Has anyone been able to define well or measure differences between vinyl and digital?


It’s obvious right? They sound different, and I’m sure they measure differently. Well we know the dynamic range of cd’s is larger than vinyl.

But do we have an agreed description or agreed measurements of the differences between vinyl and digital?

I know this is a hot topic so I am asking not for trouble but for well reasoned and detailed replies, if possible. And courtesy among us. Please.

I’ve always wondered why vinyl sounds more open, airy and transparent in the mid range. And of cd’s and most digital sounds quieter and yet lifeless than compared with vinyl. YMMV of course, I am looking for the reasons, and appreciation of one another’s experience.

128x128johnread57

@fair

Ref: your long tech commentary and explanation above.
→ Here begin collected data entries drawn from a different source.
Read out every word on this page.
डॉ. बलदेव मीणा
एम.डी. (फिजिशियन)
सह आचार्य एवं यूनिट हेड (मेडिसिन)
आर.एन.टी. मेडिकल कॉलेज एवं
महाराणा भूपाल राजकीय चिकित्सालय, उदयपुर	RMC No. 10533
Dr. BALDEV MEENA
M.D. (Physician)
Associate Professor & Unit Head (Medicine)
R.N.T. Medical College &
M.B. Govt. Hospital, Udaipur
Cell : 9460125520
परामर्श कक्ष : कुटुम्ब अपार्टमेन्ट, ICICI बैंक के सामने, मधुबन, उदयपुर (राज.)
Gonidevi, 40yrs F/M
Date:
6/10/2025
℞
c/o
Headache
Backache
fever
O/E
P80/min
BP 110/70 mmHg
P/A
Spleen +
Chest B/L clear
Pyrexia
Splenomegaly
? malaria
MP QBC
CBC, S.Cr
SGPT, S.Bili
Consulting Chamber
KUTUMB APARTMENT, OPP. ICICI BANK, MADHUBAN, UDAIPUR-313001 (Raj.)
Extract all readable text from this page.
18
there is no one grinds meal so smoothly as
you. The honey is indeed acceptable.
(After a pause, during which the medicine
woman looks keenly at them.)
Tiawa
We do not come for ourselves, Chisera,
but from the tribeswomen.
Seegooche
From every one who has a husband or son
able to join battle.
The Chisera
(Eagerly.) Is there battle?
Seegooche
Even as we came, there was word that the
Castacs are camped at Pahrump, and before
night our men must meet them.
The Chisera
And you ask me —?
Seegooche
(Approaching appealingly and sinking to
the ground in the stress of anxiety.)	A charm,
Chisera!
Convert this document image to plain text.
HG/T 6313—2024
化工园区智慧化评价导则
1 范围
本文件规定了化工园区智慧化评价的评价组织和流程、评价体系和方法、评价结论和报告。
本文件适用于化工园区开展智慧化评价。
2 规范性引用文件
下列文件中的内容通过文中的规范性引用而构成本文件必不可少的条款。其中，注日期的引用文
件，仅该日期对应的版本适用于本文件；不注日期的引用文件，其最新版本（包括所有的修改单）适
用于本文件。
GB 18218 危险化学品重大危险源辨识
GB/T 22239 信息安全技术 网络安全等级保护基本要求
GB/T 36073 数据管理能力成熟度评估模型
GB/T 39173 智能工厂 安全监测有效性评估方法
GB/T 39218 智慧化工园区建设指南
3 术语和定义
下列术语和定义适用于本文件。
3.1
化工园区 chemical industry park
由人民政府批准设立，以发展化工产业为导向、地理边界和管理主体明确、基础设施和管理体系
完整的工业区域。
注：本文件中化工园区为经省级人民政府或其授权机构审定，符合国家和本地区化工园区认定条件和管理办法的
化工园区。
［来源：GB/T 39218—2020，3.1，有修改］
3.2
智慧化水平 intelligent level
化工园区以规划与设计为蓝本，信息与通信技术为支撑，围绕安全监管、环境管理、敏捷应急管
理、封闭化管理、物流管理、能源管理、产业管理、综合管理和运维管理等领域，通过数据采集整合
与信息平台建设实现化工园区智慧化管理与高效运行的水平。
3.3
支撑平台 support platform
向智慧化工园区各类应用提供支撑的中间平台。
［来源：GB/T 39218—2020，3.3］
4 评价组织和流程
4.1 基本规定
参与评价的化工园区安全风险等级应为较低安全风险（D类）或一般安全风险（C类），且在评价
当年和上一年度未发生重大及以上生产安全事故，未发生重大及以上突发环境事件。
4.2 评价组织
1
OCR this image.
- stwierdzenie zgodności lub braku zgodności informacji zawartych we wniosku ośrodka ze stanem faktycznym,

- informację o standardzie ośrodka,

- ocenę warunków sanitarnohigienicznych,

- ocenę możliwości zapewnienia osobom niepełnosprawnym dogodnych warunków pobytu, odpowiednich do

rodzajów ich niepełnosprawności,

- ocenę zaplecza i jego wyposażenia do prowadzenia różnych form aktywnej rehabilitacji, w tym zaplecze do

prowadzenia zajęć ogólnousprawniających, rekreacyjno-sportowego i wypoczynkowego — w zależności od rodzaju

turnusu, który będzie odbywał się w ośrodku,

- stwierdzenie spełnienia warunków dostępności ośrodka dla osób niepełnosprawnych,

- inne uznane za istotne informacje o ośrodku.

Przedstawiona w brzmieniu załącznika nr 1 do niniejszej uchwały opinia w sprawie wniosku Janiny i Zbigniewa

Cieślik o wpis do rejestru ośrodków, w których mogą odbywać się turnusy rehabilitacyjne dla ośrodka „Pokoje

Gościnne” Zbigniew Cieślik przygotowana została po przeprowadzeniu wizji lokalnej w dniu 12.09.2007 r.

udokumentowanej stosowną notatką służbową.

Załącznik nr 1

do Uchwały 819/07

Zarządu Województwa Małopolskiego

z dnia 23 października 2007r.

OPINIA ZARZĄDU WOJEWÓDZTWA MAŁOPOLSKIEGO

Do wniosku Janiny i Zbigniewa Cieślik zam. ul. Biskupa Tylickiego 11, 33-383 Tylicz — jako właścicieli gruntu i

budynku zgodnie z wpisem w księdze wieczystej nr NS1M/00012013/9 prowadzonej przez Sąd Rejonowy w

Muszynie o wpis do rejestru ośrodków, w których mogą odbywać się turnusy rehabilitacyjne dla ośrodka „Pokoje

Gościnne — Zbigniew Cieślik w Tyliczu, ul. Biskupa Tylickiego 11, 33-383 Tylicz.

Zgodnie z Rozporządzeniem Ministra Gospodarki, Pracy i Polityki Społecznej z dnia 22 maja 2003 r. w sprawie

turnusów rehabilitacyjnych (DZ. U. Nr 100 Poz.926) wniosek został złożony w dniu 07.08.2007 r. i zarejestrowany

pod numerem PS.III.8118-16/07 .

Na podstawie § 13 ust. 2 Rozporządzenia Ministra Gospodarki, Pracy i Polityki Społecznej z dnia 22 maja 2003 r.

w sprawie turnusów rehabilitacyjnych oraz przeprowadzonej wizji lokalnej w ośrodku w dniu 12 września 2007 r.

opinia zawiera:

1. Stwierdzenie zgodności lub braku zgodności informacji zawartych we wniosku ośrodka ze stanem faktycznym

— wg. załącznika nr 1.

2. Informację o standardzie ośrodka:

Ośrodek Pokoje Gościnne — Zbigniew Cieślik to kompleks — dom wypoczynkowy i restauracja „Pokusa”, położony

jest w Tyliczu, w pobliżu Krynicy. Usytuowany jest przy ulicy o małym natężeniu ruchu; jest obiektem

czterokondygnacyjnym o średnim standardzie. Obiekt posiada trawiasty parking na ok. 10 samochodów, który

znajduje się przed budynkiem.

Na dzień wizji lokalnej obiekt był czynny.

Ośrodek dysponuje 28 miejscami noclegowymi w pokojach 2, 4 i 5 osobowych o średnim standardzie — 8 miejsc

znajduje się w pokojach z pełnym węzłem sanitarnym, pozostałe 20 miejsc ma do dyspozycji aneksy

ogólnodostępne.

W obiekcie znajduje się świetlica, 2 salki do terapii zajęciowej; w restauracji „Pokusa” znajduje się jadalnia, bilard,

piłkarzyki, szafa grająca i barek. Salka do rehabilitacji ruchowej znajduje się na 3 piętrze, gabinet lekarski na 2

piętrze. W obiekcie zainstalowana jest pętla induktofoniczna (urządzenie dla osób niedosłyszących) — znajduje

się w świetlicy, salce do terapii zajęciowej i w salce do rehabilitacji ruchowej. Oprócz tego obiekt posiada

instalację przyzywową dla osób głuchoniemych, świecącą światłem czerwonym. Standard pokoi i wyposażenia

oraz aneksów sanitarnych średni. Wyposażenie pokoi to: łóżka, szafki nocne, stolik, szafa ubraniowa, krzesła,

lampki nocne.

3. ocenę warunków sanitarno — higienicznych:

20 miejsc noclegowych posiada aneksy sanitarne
This is the single best explanation I’ve (ever) heard.

Thanks for taking the time to write this here.

 

Some have stated here that digital sounds 'lifeless'.

The reason for this is obvious and immutable.  It arises because the analogue signal has been chopped up into billions of pieces.  It is chopped up in two dimensions: frequency and time.  Once it has been diced in this way, all the expensive gizmos in the world cannot put it back the way it was.  It will never sound like the original analogue experience.  Of the two dimensions, chopping time is by far the more damaging.  However good your clock the timing will be forever artificial.  it will never again sound like the real thing.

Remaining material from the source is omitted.